The south side of central Taichung 台中 is undergoing massive changes with the opening of the new Taichung Station. Formerly one of the most rundown parts of urban Taiwan 台灣, it is now the front of the station, and many old and decrepit buildings like this house on Dàyǒng Street 大勇街 are being torn down to make way for lucrative new developments. It is a minor ruin, one for which I have uncovered no specific history, although a little sleuthing around on Google Street View indicates the building was still intact in February 2015 and boasted a simple signboard for a tea shop: 茶點複合式冷飲. Judging by the construction style I would guess this place dates back to the 1960s, give or take a decade. Gathered here are several photos shared more for their aesthetic appeal than intrinsic historic value.
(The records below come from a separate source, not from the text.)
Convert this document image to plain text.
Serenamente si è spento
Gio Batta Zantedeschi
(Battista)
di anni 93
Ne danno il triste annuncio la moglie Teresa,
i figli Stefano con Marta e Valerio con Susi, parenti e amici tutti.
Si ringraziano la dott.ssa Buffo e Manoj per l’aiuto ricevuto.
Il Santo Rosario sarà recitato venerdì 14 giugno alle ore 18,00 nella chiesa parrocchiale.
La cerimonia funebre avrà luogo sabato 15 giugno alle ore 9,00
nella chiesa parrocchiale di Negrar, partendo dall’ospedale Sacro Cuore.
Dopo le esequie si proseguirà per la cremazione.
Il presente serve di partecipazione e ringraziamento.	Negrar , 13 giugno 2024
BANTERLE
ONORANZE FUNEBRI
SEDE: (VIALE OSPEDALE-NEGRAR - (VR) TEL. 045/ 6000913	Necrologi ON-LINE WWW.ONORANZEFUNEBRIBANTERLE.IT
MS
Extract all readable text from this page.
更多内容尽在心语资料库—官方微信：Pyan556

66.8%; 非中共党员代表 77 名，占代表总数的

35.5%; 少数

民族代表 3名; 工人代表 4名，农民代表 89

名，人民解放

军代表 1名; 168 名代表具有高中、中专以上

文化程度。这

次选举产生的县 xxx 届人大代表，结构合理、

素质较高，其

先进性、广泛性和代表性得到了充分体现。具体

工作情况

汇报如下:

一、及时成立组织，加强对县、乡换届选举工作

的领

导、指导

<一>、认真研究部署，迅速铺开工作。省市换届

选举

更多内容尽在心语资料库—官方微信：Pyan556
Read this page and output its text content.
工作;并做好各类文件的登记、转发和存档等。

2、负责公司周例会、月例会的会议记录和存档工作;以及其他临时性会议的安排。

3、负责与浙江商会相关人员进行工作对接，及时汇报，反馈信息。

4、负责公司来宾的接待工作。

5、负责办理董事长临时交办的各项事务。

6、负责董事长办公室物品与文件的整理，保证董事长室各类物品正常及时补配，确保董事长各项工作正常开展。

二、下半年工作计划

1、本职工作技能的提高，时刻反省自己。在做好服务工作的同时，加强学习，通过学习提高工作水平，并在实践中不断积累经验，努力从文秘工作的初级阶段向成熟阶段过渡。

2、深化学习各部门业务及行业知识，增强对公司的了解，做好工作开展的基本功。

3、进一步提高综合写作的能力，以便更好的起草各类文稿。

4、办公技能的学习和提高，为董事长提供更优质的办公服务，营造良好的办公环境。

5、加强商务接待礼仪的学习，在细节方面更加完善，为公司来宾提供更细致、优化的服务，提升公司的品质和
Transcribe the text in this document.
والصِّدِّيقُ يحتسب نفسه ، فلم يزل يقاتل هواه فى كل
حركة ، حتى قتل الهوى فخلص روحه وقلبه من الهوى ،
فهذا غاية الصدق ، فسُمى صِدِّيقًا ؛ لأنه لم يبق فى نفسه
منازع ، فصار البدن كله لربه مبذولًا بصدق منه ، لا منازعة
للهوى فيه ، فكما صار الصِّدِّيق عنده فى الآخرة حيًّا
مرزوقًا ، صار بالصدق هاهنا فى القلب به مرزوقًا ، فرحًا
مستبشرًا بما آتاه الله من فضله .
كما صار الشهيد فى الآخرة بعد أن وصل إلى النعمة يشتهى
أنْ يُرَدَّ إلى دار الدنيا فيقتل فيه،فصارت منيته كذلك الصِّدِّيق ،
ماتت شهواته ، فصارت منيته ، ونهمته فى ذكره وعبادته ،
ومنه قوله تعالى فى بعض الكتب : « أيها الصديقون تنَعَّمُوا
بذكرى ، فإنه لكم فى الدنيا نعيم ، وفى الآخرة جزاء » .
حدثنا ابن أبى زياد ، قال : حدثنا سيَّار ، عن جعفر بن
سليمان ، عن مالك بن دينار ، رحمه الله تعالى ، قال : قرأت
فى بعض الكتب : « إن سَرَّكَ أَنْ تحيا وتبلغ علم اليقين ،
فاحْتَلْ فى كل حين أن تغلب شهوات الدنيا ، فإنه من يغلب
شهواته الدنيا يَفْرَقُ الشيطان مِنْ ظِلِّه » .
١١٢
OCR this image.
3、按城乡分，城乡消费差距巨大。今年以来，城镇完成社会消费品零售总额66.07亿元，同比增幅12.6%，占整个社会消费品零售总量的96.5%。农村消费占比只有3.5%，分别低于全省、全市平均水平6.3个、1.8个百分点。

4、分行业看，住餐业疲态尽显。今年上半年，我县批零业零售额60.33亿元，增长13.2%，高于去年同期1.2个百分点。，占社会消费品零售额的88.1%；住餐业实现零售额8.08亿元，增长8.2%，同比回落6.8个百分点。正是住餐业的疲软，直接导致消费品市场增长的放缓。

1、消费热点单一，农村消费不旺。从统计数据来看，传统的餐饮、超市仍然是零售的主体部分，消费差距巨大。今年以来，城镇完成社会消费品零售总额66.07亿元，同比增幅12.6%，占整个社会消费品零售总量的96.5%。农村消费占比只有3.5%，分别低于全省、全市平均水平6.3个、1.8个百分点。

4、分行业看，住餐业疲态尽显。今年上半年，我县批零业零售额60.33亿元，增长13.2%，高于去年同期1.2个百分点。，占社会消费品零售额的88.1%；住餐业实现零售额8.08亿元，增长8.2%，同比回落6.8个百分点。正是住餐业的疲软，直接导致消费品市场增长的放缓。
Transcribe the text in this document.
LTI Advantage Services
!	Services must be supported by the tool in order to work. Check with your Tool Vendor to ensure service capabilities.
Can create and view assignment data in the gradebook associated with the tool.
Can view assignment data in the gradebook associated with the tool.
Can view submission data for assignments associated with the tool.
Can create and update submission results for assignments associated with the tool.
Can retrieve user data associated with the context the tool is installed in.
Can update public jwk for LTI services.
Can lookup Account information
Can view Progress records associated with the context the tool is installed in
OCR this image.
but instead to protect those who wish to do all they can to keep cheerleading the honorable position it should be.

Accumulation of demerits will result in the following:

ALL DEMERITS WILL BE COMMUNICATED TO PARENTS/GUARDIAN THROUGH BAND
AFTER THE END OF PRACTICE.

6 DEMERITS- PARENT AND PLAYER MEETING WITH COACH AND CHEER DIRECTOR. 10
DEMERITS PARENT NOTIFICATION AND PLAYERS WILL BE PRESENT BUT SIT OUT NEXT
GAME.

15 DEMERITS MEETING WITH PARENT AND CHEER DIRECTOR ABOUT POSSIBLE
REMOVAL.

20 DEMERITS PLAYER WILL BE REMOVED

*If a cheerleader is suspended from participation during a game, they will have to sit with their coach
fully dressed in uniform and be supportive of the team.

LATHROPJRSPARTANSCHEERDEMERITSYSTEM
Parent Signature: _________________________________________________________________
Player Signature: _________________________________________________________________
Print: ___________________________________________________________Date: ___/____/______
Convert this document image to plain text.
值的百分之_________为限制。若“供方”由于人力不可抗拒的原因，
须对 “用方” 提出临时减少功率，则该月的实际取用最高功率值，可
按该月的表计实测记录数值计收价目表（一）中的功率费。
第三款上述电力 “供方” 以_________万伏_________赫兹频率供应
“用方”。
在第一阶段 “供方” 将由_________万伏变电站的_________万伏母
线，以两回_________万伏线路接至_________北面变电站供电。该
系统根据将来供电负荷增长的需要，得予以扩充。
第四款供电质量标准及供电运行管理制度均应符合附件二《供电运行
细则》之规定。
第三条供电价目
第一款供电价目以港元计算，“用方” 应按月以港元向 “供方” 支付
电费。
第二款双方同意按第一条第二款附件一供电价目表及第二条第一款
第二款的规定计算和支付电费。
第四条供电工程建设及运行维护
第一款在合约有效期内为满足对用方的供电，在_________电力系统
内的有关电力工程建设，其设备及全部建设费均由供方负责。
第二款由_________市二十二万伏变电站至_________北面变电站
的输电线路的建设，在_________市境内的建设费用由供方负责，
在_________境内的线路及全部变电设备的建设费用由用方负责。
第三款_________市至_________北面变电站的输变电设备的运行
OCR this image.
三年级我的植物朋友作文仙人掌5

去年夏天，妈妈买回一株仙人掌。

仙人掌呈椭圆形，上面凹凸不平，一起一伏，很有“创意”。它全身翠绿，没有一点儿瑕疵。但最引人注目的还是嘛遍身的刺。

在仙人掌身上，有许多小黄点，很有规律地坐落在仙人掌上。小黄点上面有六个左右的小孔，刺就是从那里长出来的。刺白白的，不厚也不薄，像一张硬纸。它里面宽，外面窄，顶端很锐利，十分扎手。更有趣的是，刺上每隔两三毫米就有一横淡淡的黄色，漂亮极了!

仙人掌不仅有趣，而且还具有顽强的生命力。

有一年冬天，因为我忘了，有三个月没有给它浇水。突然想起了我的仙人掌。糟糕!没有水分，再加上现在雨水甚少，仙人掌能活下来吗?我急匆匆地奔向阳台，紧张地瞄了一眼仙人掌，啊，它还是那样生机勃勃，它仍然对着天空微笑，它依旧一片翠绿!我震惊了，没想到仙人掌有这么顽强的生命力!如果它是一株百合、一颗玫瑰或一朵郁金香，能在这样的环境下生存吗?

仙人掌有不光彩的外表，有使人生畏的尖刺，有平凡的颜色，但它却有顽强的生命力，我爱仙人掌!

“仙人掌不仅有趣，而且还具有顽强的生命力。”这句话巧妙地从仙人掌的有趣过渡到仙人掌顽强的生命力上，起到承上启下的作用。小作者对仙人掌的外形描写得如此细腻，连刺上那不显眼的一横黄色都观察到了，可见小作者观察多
On my way to Fugang Old Street 富岡老街 in Yangmei 楊梅 I noticed something peculiar jutting out of a building high above the street. A closer look revealed this to be a vintage teal shelving unit still attached to the wall, a reminder that someone’s home once stood here. No doubt the building that formerly occupied this space had been demolished as part of a road widening project—proof of which seemed evident in the presence of a sidewalk below my feet, an unusual sight for a small town in rural Taiwan 台灣. Thanks to the magic of Google Street View’s history feature I was able to confirm this hunch and even identify the name of the shop out front, Jiāfāng Restaurant 嘉芳飲食店, which was still there as recently as 2012. These figments of the past, much like the shelf on the wall, remain just out of reach.
All angles aligned to create this sublime scene in the gaps of Xinpu 新埔, a small historic town in Hsinchu 新竹, Taiwan 台灣. This ghost building straddled the midpoint of the property line dividing the town in two. To the left are buildings facing north and front onto Chenggong Road 成功路, the traditional old street; to the right are those buildings that face south toward Zhongzheng Road 中正路, the main commercial thoroughfare running through modern Xinpu. From the position of the lower set of postholes—only slightly more than a meter from ground level—I would infer that a small storage shed once stood here, far back from the main road, but that’s only a guess. A quick scan of Google Street View’s history feature reveals that the now-demolished buildings fronting onto the street housed a pharmacy and general store so this hypothesis is at least plausible.
The dense urban landscapes of Taiwan 台灣 are punctuated by ghostly vesicles, jagged outlines of demolished buildings on properties that haven’t been redeveloped. This process leaves a curious residue on the interface between cells of the city: distinct traces of flooring and rooftops, wallpaper and tiling, zigzagging stairways and more. Occasionally one will even see shelving and other furnishings still attached to walls three or four storeys up, an absurd phenomenon reminiscent of the “inconvenience stores” of The Far Side.